The amount is critical in dealing with the state’s drought. 
About 30% of the water California uses comes from snowmelt. That is why measuring it accurately is important. 
The old familiar snow survey where a pole goes into the ground and gets weighed for water content is one piece of the puzzle. The Department of Water Resources also relies on about 125 electronic sensors that measure the snowpack. 
But now, a much newer technology is increasingly coming into play. 
“The Airborne Snow Observatory is an aircraft that has a scanning lidar and an imaging spectrometer on board. And from 23,000 feet flying over, we can measure the snow depth to within about 2 1/2 inches. From 23.000 feet, still blows me away and I’ve been doing this for over a decade now,” said Thomas Painter, CEO and founder of Airborne Snow and Observatories, Inc. 
Painter’s technology doesn’t replace the older methods, but it helps complete the picture. 
“So, what’s measured from 23,000 feet from an airplane can be validated on the ground with our snow courses and our snow sensors,” said David Rizzardo, DWR manager. 
Rizzardo further explained the Airborne Snow Observatory allows the state to measure a much larger area, including places that would be impossible to access on foot. The plane flies back and forth on a grid, getting data every 3 square meters. 
The technology has been available for about 10 years, and it’s been a gradual rollout as the state’s budget allows. 
“This year we received a little bit more funds, and we’ll be doing the Feather River, the Yuba River, and also the Truckee and Carson Rivers around Lake Tahoe,” Rizzardo said. “Our budget is still a little limited, so we’re only getting about three or four flights per year during the snowpack season.”
Having more accurate snowpack data is very helpful when deciding how much water to release from reservoirs. 
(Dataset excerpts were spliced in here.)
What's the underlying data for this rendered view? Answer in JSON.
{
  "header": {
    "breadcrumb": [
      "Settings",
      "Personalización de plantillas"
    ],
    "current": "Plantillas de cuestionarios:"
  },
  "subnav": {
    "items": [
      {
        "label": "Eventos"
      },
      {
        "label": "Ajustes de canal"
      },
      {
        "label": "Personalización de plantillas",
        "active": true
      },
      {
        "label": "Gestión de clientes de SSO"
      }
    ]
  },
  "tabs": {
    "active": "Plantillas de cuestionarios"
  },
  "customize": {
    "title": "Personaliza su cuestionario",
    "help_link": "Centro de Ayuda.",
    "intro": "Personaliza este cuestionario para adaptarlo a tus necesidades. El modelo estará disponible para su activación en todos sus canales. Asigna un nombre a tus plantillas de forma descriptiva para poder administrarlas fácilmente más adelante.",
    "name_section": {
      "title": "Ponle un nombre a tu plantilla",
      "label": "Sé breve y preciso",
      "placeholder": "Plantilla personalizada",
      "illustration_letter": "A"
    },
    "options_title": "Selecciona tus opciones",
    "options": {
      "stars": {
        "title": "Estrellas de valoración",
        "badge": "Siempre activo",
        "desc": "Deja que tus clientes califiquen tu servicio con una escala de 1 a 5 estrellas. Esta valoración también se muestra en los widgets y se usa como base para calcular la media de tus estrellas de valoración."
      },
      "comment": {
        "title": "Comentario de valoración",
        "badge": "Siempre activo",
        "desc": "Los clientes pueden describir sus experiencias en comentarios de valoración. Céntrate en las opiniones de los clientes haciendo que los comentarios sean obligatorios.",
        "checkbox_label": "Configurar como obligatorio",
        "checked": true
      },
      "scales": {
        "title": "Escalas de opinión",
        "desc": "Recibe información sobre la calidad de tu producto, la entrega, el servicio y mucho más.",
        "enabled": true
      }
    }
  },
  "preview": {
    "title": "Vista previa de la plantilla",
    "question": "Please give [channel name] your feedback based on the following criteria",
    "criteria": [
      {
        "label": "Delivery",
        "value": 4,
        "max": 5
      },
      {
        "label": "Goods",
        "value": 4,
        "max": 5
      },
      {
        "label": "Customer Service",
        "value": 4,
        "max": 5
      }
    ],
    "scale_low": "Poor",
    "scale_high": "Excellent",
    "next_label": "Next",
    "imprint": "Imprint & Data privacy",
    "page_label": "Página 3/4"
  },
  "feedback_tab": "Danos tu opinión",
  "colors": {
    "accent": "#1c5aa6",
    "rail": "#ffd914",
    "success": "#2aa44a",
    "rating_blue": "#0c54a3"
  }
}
“Ideally, we would like to roll out a program that is more like eight to ten flights a year, so we can really capture the change in the snowpack throughout the season,” Rizzardo said. “I know we’re in a drought. But when we have flood years, one of the biggest questions is, how much of that snowpack is going to come down, and when is it going to come down, on top of the fact that the reservoirs are already full from rainfall and everything else.” 
He said during dry times like California is experiencing now, the measurements are important predictors of how much of that water will make it into reservoirs. 
It’s a great technology leading to new understandings. But it doesn’t take away from the importance of water conservation. 
“One or two really good weeks of snowstorms doesn’t make an entire season, and it doesn’t fill in the hole from the drought the last two years,” Rizzardo said. “And so water conservation and just smart use of your water has become more critical.” 
The Department of Water Resources has several other partners around the state that are helping fund the aerial technology. The Bureau of Reclamation and many water agencies are investing in it as well.